La prise de son de ce CD soignée a permis à la Thema de donner le meilleur d’elle même. Inutile de dire que les vocaux sont restitués avec un charme qui n’a n’égal que celui de la chanteuse. Il se dégage de l’écoute une impression de chaleur humaine savoureuse, sans aucune sécheresse, avec une présence dans la salle d’écoute qui m’a donné des frissons.
Par ailleurs, tous les instruments de musiques qui accompagnent les chansons offrent un délié et une fluidité saisissants; pas une once d’agressivité n’émane des différents extraits écoutés et une foule de détails apparaissent, alors qu’avec d’autres enceintes acoustiques ou plus généralement d’autres systèmes, on a tendance à les imaginer plus que de les entendre réellement.

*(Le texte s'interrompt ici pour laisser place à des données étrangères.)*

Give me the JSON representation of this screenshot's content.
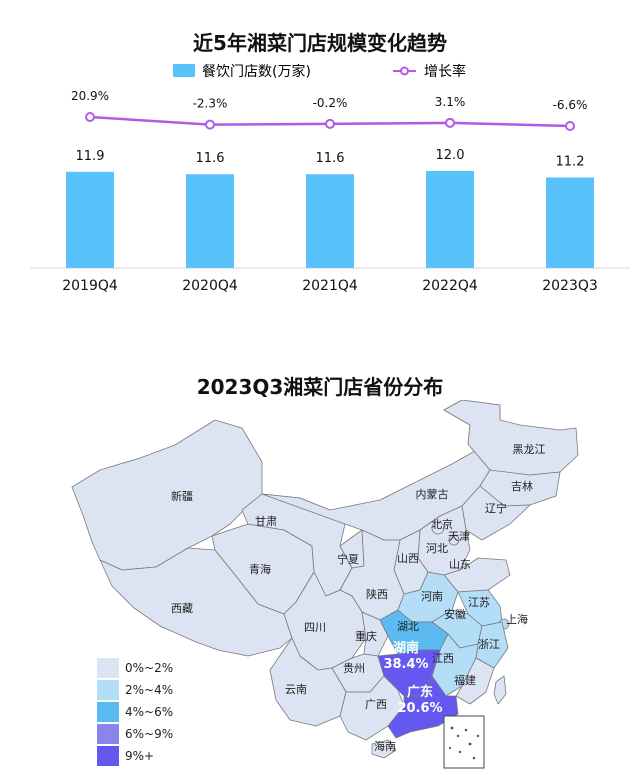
{
  "chart_data": [
    {
      "type": "bar",
      "title": "近5年湘菜门店规模变化趋势",
      "categories": [
        "2019Q4",
        "2020Q4",
        "2021Q4",
        "2022Q4",
        "2023Q3"
      ],
      "series": [
        {
          "name": "餐饮门店数(万家)",
          "type": "bar",
          "values": [
            11.9,
            11.6,
            11.6,
            12.0,
            11.2
          ],
          "value_labels": [
            "11.9",
            "11.6",
            "11.6",
            "12.0",
            "11.2"
          ],
          "color": "#5ac2fb"
        },
        {
          "name": "增长率",
          "type": "line",
          "values": [
            20.9,
            -2.3,
            -0.2,
            3.1,
            -6.6
          ],
          "value_labels": [
            "20.9%",
            "-2.3%",
            "-0.2%",
            "3.1%",
            "-6.6%"
          ],
          "color": "#b15be8"
        }
      ],
      "legend_position": "top",
      "grid": false
    },
    {
      "type": "map",
      "title": "2023Q3湘菜门店省份分布",
      "legend": [
        {
          "label": "0%~2%",
          "color": "#dce3f3"
        },
        {
          "label": "2%~4%",
          "color": "#b4ddf8"
        },
        {
          "label": "4%~6%",
          "color": "#5abaf1"
        },
        {
          "label": "6%~9%",
          "color": "#8b84ec"
        },
        {
          "label": "9%+",
          "color": "#6558f0"
        }
      ],
      "provinces": [
        {
          "name": "新疆",
          "level": 0
        },
        {
          "name": "西藏",
          "level": 0
        },
        {
          "name": "青海",
          "level": 0
        },
        {
          "name": "甘肃",
          "level": 0
        },
        {
          "name": "内蒙古",
          "level": 0
        },
        {
          "name": "黑龙江",
          "level": 0
        },
        {
          "name": "吉林",
          "level": 0
        },
        {
          "name": "辽宁",
          "level": 0
        },
        {
          "name": "北京",
          "level": 0
        },
        {
          "name": "天津",
          "level": 0
        },
        {
          "name": "河北",
          "level": 0
        },
        {
          "name": "山西",
          "level": 0
        },
        {
          "name": "山东",
          "level": 0
        },
        {
          "name": "宁夏",
          "level": 0
        },
        {
          "name": "陕西",
          "level": 0
        },
        {
          "name": "河南",
          "level": 1
        },
        {
          "name": "江苏",
          "level": 1
        },
        {
          "name": "安徽",
          "level": 1
        },
        {
          "name": "上海",
          "level": 1
        },
        {
          "name": "四川",
          "level": 0
        },
        {
          "name": "重庆",
          "level": 0
        },
        {
          "name": "湖北",
          "level": 2
        },
        {
          "name": "浙江",
          "level": 1
        },
        {
          "name": "贵州",
          "level": 0
        },
        {
          "name": "湖南",
          "level": 4,
          "share": "38.4%"
        },
        {
          "name": "江西",
          "level": 1
        },
        {
          "name": "福建",
          "level": 0
        },
        {
          "name": "云南",
          "level": 0
        },
        {
          "name": "广西",
          "level": 0
        },
        {
          "name": "广东",
          "level": 4,
          "share": "20.6%"
        },
        {
          "name": "海南",
          "level": 0
        }
      ]
    }
  ]
}
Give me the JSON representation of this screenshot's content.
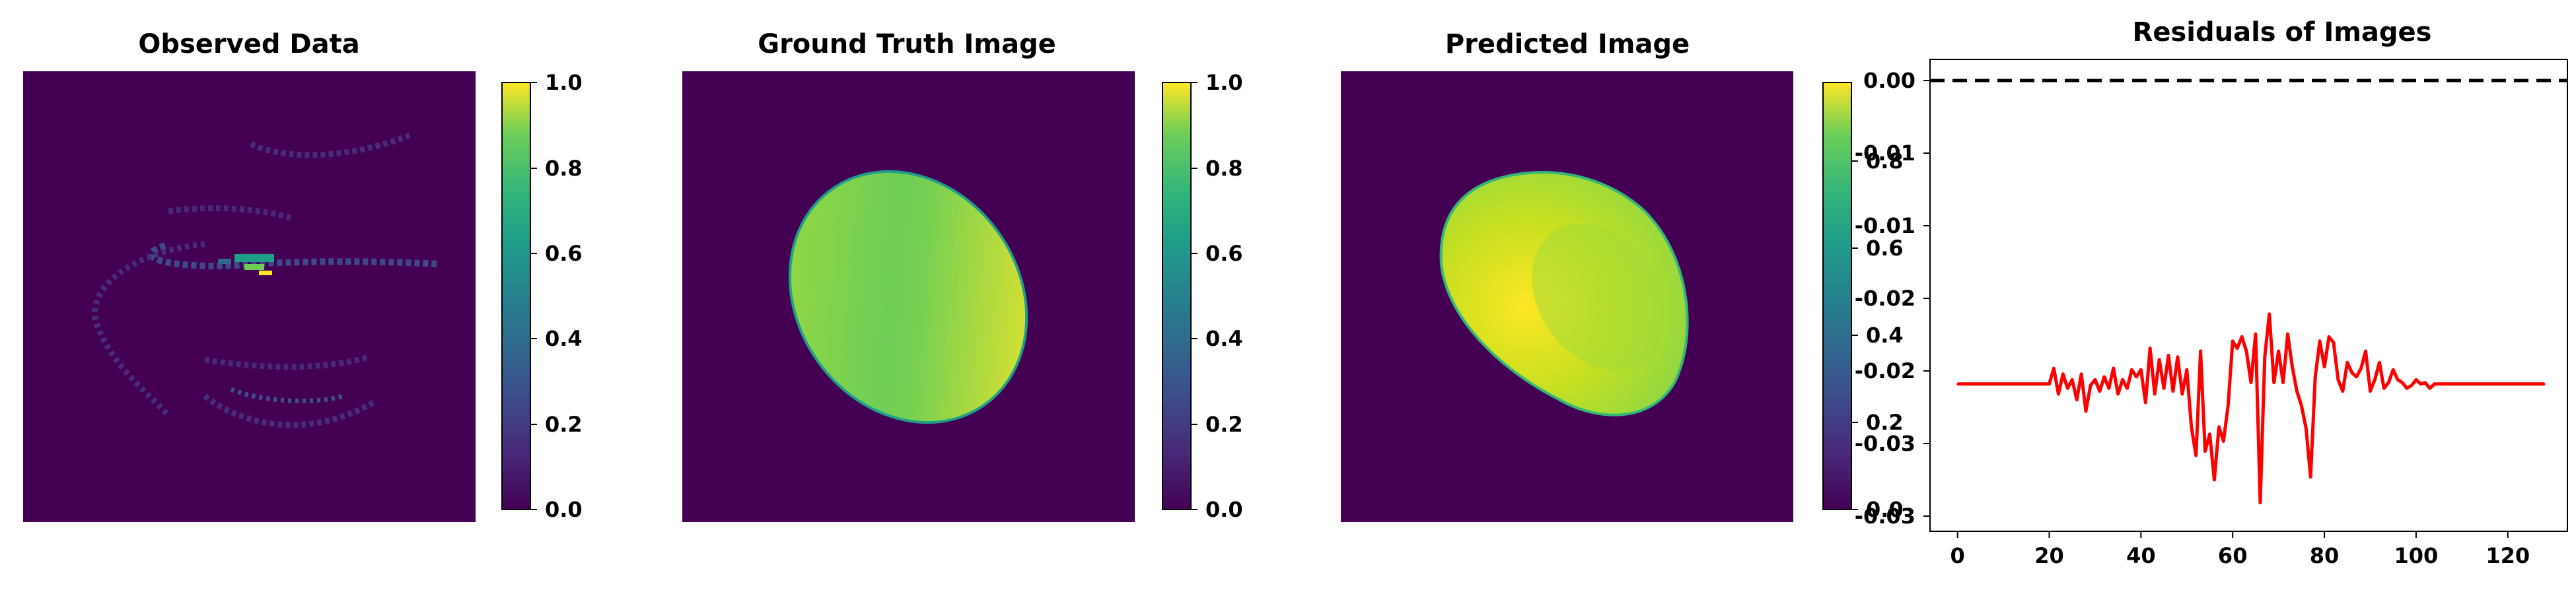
{
  "chart_data": [
    {
      "type": "heatmap",
      "title": "Observed Data",
      "colormap": "viridis",
      "colorbar": {
        "ticks": [
          "0.0",
          "0.2",
          "0.4",
          "0.6",
          "0.8",
          "1.0"
        ],
        "range": [
          0,
          1
        ]
      },
      "content": "sparse spiral-shaped sampling trajectory, mostly low values with a bright cluster near center"
    },
    {
      "type": "heatmap",
      "title": "Ground Truth Image",
      "colormap": "viridis",
      "colorbar": {
        "ticks": [
          "0.0",
          "0.2",
          "0.4",
          "0.6",
          "0.8",
          "1.0"
        ],
        "range": [
          0,
          1
        ]
      },
      "content": "tilted ellipse with values ~0.75 to 1.0 on a zero background"
    },
    {
      "type": "heatmap",
      "title": "Predicted Image",
      "colormap": "viridis",
      "colorbar": {
        "ticks": [
          "0.0",
          "0.2",
          "0.4",
          "0.6",
          "0.8"
        ],
        "range": [
          0,
          0.98
        ]
      },
      "content": "blurred reconstruction of the tilted ellipse"
    },
    {
      "type": "line",
      "title": "Residuals of Images",
      "color": "#ff0000",
      "reference_line": {
        "y": 0.0,
        "style": "dashed",
        "color": "#000000"
      },
      "xticks": [
        "0",
        "20",
        "40",
        "60",
        "80",
        "100",
        "120"
      ],
      "yticks": [
        "0.00",
        "-0.01",
        "-0.01",
        "-0.02",
        "-0.02",
        "-0.03",
        "-0.03"
      ],
      "xlim": [
        -6,
        133
      ],
      "ylim": [
        -0.0318,
        0.0012
      ],
      "x": [
        0,
        20,
        21,
        22,
        23,
        24,
        25,
        26,
        27,
        28,
        29,
        30,
        31,
        32,
        33,
        34,
        35,
        36,
        37,
        38,
        39,
        40,
        41,
        42,
        43,
        44,
        45,
        46,
        47,
        48,
        49,
        50,
        51,
        52,
        53,
        54,
        55,
        56,
        57,
        58,
        59,
        60,
        61,
        62,
        63,
        64,
        65,
        66,
        67,
        68,
        69,
        70,
        71,
        72,
        73,
        74,
        75,
        76,
        77,
        78,
        79,
        80,
        81,
        82,
        83,
        84,
        85,
        86,
        87,
        88,
        89,
        90,
        91,
        92,
        93,
        94,
        95,
        96,
        97,
        98,
        99,
        100,
        101,
        102,
        103,
        104,
        105,
        106,
        107,
        108,
        109,
        110,
        111,
        112,
        128
      ],
      "y": [
        -0.0215,
        -0.0215,
        -0.0204,
        -0.0222,
        -0.0208,
        -0.0218,
        -0.0212,
        -0.0226,
        -0.0208,
        -0.0234,
        -0.0216,
        -0.0212,
        -0.022,
        -0.021,
        -0.0218,
        -0.0204,
        -0.0222,
        -0.0212,
        -0.0218,
        -0.0205,
        -0.021,
        -0.0205,
        -0.0228,
        -0.019,
        -0.0222,
        -0.0198,
        -0.0218,
        -0.0195,
        -0.022,
        -0.0196,
        -0.0222,
        -0.0205,
        -0.0245,
        -0.0265,
        -0.0192,
        -0.0262,
        -0.025,
        -0.0282,
        -0.0245,
        -0.0255,
        -0.023,
        -0.0185,
        -0.019,
        -0.0182,
        -0.0192,
        -0.0214,
        -0.018,
        -0.0298,
        -0.0196,
        -0.0166,
        -0.0214,
        -0.0192,
        -0.0214,
        -0.018,
        -0.0203,
        -0.022,
        -0.023,
        -0.0246,
        -0.028,
        -0.021,
        -0.0185,
        -0.0203,
        -0.0182,
        -0.0186,
        -0.0212,
        -0.022,
        -0.02,
        -0.0207,
        -0.021,
        -0.0204,
        -0.0192,
        -0.022,
        -0.0212,
        -0.02,
        -0.0218,
        -0.0214,
        -0.0205,
        -0.0212,
        -0.0214,
        -0.0218,
        -0.0216,
        -0.0212,
        -0.0215,
        -0.0214,
        -0.0218,
        -0.0215,
        -0.0215,
        -0.0215,
        -0.0215,
        -0.0215,
        -0.0215,
        -0.0215,
        -0.0215,
        -0.0215,
        -0.0215
      ]
    }
  ]
}
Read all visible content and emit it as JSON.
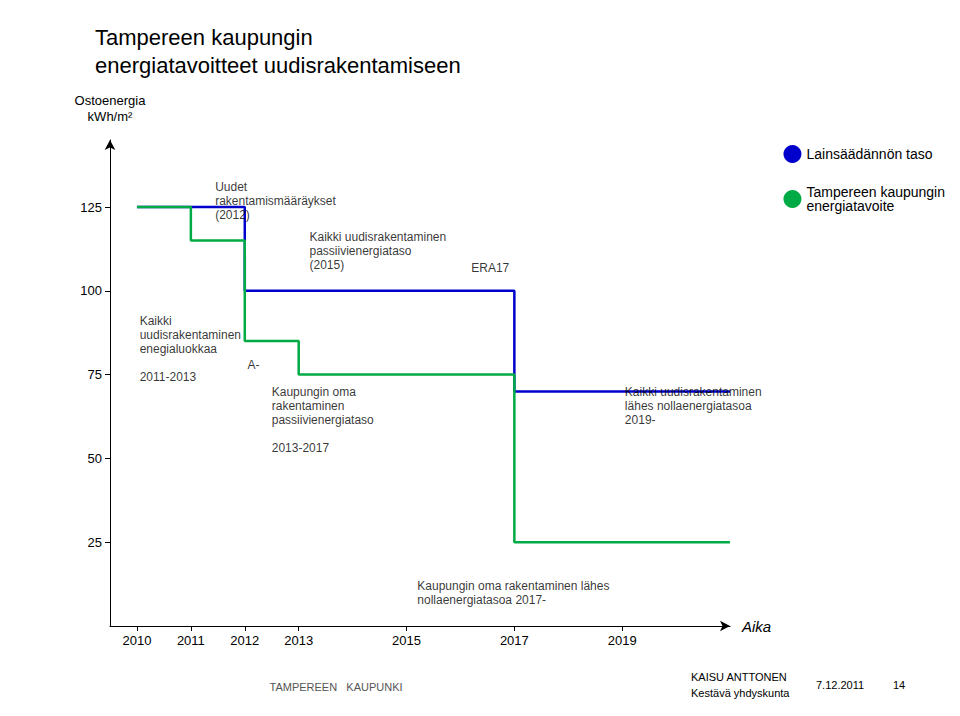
{
  "chart_data": {
    "type": "line",
    "title": "Tampereen kaupungin\nenergiatavoitteet uudisrakentamiseen",
    "y_label": "Ostoenergia\nkWh/m²",
    "x_label": "Aika",
    "series": [
      {
        "name": "Lainsäädännön taso",
        "color": "#0000cc",
        "x": [
          2010,
          2012,
          2012,
          2015,
          2015,
          2017,
          2017,
          2019,
          2019,
          2021
        ],
        "values": [
          125,
          125,
          100,
          100,
          100,
          100,
          70,
          70,
          70,
          70
        ]
      },
      {
        "name": "Tampereen kaupungin\nenergiatavoite",
        "color": "#00aa44",
        "x": [
          2010,
          2011,
          2011,
          2012,
          2012,
          2013,
          2013,
          2015,
          2015,
          2017,
          2017,
          2019,
          2019,
          2021
        ],
        "values": [
          125,
          125,
          115,
          115,
          85,
          85,
          75,
          75,
          75,
          75,
          25,
          25,
          25,
          25
        ]
      }
    ],
    "xlim": [
      2009.5,
      2021
    ],
    "ylim": [
      0,
      145
    ],
    "xticks": [
      2010,
      2011,
      2012,
      2013,
      2015,
      2017,
      2019
    ],
    "yticks": [
      25,
      50,
      75,
      100,
      125
    ],
    "grid": false,
    "legend": "upper right",
    "annotations": [
      {
        "text": "Uudet\nrakentamismääräykset\n(2012)",
        "x": 2011.45,
        "y": 133
      },
      {
        "text": "Kaikki uudisrakentaminen\npassiivienergiataso\n(2015)",
        "x": 2013.2,
        "y": 118
      },
      {
        "text": "ERA17",
        "x": 2016.2,
        "y": 109
      },
      {
        "text": "Kaikki\nuudisrakentaminen\nenegialuokkaa\n\n2011-2013",
        "x": 2010.05,
        "y": 93
      },
      {
        "text": "A-",
        "x": 2012.05,
        "y": 80
      },
      {
        "text": "Kaupungin oma\nrakentaminen\npassiivienergiataso\n\n2013-2017",
        "x": 2012.5,
        "y": 72
      },
      {
        "text": "Kaupungin oma rakentaminen lähes\nnollaenergiatasoa 2017-",
        "x": 2015.2,
        "y": 14
      },
      {
        "text": "Kaikki uudisrakentaminen\nlähes nollaenergiatasoa\n2019-",
        "x": 2019.05,
        "y": 72
      }
    ],
    "footer": [
      "TAMPEREEN   KAUPUNKI",
      "KAISU ANTTONEN",
      "Kestävä yhdyskunta",
      "7.12.2011",
      "14"
    ]
  }
}
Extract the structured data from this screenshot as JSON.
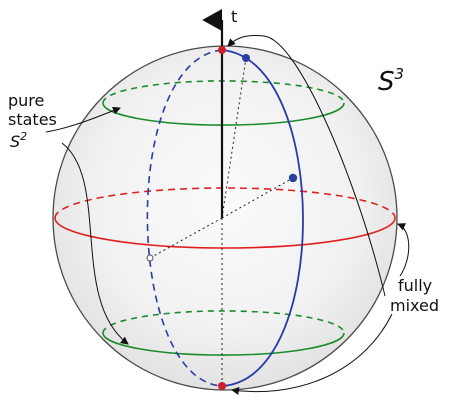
{
  "labels": {
    "axis_t": "t",
    "sphere": "S",
    "sphere_sup": "3",
    "pure_line1": "pure",
    "pure_line2": "states",
    "pure_s": "S",
    "pure_sup": "2",
    "fully_line1": "fully",
    "fully_line2": "mixed"
  },
  "colors": {
    "sphere_stroke": "#4a4a4a",
    "sphere_fill": "#f2f2f2",
    "pure_ring": "#1a8c2a",
    "equator": "#e02020",
    "great_circle": "#2a3aa8",
    "pole_dot": "#cc1e2a",
    "point_dot": "#2b3f9f",
    "axis": "#111111"
  }
}
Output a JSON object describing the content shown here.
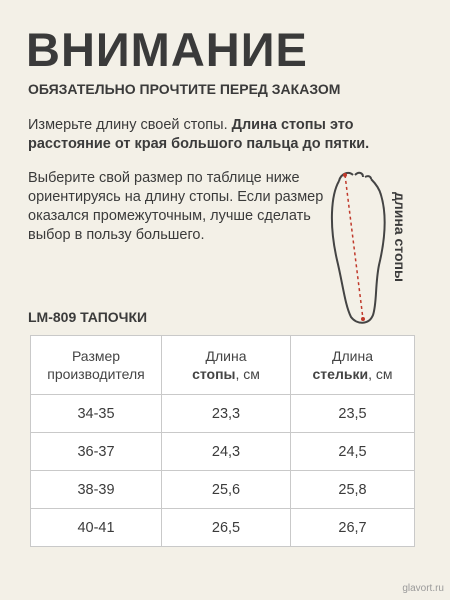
{
  "header": {
    "title": "ВНИМАНИЕ",
    "subtitle": "ОБЯЗАТЕЛЬНО ПРОЧТИТЕ ПЕРЕД ЗАКАЗОМ"
  },
  "intro": {
    "text": "Измерьте длину своей стопы.",
    "bold": "Длина стопы это расстояние от края большого пальца до пятки."
  },
  "advice": "Выберите свой размер по таблице ниже ориентируясь на длину стопы. Если размер оказался промежуточным, лучше сделать выбор в пользу большего.",
  "foot_label": "длина стопы",
  "table": {
    "title": "LM-809 ТАПОЧКИ",
    "columns": [
      {
        "text": "Размер производителя"
      },
      {
        "text": "Длина",
        "bold": "стопы",
        "unit": ", см"
      },
      {
        "text": "Длина",
        "bold": "стельки",
        "unit": ", см"
      }
    ],
    "rows": [
      [
        "34-35",
        "23,3",
        "23,5"
      ],
      [
        "36-37",
        "24,3",
        "24,5"
      ],
      [
        "38-39",
        "25,6",
        "25,8"
      ],
      [
        "40-41",
        "26,5",
        "26,7"
      ]
    ]
  },
  "watermark": "glavort.ru"
}
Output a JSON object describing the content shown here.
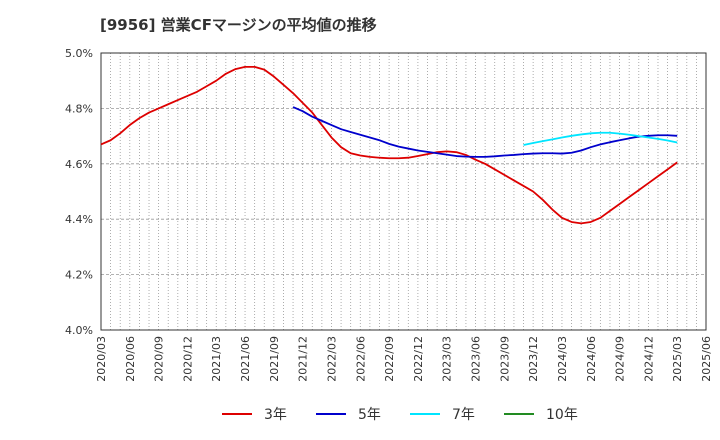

Test N° 5 : Romance tiré de la suite symphonique  » Lieutenant Kué  » – Serge Prokofiev – Direction Yuri Simonov

Sur ce morceau, on appréciera cette fois la transparence générale du système confirmée par les ‘’ prestations ‘’ de la Thema. Le jeu de harpe ainsi que le xylophone sont restitués avec une finesse des plus crédibles qui soient. Le jeu des cordes fait preuve d’une fluidité confirmée et d’une fabuleuse douceur générale. La Thema a réellement des dons pour  » promouvoir  » la profondeur de scène sonore, et une écoute les yeux fermés permet d’oublier la présence de l’enceinte dans la pièce d’écoute. On notera aussi que les instruments ne sont pas confinés dans un espace sonore restreint : ainsi on a l’impression d’avoir d’espace entre les musiciens. Sur ces points, la Thema me rappelle une certaine PE Léon Allegria qui m’avait également fait une forte impression.

Conclusion  :

Pour un premier contact avec Apertura, je dois dire que je n’ai pas été déçu. Certes la Thema ne constitue pas le haut de gamme du constructeur, mais elle est représentative du savoir faire de celui-ci. La Thema exigera pour  » s’éclater  » un système de haut niveau, neutre vivant, équilibré, très fin, et ce n’est qu’à ce prix qu’elle pourra lui rendre hommage et donner le meilleur de la musique car à mon sens il s’agit d’une grande enceinte qui vise à respecter le timbre des instruments de musiques ou des chanteurs. En tout cas, bravo pour cette enceinte inattendue.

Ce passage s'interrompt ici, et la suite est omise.